A senior African Union official says the group looks forward to deepening relations with Washington following Barack Obama’s re-election as U.S. president.

Erastus Mwencha, deputy chairperson of the African Union Commission says the AU seeks a strong partnership with Washington to combat terrorism and find solutions to ending hunger.

“We celebrated his victory for two reasons. First, we saw it as an opportunity for us to strengthen the relationship that we have started with the United States,” said Mwencha.

“The U.S. is a significant partner for Africa in many areas [including] AGOA [the African Growth and Opportunity Act]," he said. "We hope that this will give us an opportunity to really broaden that framework to make it not just a unilateral instrument but a platform under which we can strengthen socio-economic ties between the United States and Africa.”

He said Washington and African nations shares a global challenge, including climate change, terrorism and hunger.

“Particularly on the issue of hunger, President Obama has been a champion for the program for food security globally, but also in Africa and we have seen quite some momentum on that program,” said Mwencha. “And we believe there is an opportunity for us to continue to work together.”

In her congratulatory message to President Obama, the chairperson of the African Union Commission, Nkosazana Dlamini Zuma said she planned “to strengthen cooperation between the AU member states and the people and government of the United States of America, in the interest of a peaceful and just world.

"The AU Commission is committed to continued friendly relations and mutual support during the upcoming four years; a view we share with millions of African citizens who delight in your re-election,” she added.

But, critics say Obama has not lived up to expectations in Africa of a stronger partnership with continent’s nations during his first office term.

Mwencha said Obama’s re-election victory provides an opportunity for improvement.

“We in the African Union Commission have already had very high contact levels of interactions that take place.

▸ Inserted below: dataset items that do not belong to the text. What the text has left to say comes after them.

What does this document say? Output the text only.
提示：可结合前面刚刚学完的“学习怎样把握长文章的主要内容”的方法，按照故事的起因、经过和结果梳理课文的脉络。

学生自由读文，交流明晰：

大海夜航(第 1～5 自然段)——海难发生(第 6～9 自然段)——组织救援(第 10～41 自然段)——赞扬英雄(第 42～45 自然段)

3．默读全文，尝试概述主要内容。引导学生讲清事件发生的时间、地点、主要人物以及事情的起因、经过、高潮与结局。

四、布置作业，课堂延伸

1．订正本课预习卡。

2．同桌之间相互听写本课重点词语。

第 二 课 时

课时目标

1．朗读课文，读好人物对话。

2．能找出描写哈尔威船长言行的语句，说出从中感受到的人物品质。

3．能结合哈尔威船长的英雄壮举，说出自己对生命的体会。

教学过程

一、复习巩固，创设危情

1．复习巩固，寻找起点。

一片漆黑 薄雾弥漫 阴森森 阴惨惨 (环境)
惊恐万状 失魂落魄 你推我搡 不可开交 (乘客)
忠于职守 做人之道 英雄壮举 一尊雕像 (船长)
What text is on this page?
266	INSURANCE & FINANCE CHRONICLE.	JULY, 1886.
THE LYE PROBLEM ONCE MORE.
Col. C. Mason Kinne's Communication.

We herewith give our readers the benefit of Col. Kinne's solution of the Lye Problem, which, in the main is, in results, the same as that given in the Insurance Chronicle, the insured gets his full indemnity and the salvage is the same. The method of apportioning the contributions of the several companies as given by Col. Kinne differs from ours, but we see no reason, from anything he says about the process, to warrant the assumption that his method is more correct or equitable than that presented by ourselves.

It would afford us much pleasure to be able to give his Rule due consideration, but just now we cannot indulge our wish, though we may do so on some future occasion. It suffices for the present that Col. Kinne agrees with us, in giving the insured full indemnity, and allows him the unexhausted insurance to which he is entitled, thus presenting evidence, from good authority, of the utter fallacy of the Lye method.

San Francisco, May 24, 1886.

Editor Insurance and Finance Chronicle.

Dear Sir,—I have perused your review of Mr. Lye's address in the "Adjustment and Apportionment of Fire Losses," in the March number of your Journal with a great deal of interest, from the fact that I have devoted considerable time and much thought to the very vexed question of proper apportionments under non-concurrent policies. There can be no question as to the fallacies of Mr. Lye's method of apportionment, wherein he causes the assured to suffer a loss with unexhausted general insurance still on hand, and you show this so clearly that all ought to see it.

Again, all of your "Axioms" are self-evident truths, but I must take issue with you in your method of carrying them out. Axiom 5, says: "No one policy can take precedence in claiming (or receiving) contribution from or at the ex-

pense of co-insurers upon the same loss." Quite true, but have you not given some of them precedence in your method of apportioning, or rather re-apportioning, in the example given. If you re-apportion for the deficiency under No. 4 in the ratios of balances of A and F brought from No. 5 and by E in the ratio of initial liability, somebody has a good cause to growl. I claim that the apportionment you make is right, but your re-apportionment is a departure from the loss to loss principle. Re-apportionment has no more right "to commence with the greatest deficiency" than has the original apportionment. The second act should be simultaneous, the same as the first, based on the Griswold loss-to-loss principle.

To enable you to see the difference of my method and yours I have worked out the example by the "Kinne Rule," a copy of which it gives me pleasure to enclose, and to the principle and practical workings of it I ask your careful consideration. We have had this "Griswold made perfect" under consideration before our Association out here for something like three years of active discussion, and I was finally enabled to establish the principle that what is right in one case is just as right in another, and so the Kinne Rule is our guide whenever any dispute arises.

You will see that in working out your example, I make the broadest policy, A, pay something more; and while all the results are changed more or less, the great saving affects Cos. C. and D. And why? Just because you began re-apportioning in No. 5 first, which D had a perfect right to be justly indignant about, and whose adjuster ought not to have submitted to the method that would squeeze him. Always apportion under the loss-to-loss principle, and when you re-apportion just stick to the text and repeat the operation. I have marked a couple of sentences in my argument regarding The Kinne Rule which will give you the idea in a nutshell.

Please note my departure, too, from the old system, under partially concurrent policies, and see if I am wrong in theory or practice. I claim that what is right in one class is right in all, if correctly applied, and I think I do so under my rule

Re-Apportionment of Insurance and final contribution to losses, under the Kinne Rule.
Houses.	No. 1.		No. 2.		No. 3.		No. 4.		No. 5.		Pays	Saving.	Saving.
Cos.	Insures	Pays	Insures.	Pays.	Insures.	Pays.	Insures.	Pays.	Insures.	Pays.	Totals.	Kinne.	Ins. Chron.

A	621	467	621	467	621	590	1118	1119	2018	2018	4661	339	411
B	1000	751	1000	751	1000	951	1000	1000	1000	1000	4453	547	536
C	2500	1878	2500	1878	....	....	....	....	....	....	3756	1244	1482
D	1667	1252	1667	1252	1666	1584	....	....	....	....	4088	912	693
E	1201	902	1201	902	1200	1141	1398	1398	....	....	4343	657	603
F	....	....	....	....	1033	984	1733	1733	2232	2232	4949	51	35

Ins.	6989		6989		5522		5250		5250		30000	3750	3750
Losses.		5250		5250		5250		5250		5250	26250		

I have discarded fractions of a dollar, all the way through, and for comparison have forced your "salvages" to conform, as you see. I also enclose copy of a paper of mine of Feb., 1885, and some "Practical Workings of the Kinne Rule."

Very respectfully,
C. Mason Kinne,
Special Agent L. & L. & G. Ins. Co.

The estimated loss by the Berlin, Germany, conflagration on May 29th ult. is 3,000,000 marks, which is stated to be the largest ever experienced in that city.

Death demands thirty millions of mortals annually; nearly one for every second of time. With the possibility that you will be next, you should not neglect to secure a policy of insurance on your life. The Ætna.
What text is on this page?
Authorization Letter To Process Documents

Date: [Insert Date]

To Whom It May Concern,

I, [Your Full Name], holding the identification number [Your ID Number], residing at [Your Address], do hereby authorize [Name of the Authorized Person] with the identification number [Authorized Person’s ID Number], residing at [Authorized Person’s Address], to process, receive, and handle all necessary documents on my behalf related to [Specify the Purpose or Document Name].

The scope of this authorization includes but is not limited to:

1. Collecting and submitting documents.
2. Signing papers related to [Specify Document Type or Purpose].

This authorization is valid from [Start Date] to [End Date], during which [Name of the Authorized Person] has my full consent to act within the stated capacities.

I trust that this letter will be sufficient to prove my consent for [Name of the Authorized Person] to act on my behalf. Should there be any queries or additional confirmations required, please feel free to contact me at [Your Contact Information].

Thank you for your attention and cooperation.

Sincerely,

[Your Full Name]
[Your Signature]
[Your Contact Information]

We know that they are deeply concerned there is not much that is going in the way of enhancing that relationship,” said Mwencha. “And we hope that this opportunity is there for us now to put this framework in a [more] significant position than what is was in the recent past.”

The African Union faces security challenges in Mali where Islamist militants control the north. The West Africa regional bloc has stepped up preparations for the possible deployment of 3,300 troops there.

“We have seen some element of al-Qaeda there [in Mali],” said Mwencha. “For us, we believe that global issues can only be addressed by the international community working together.”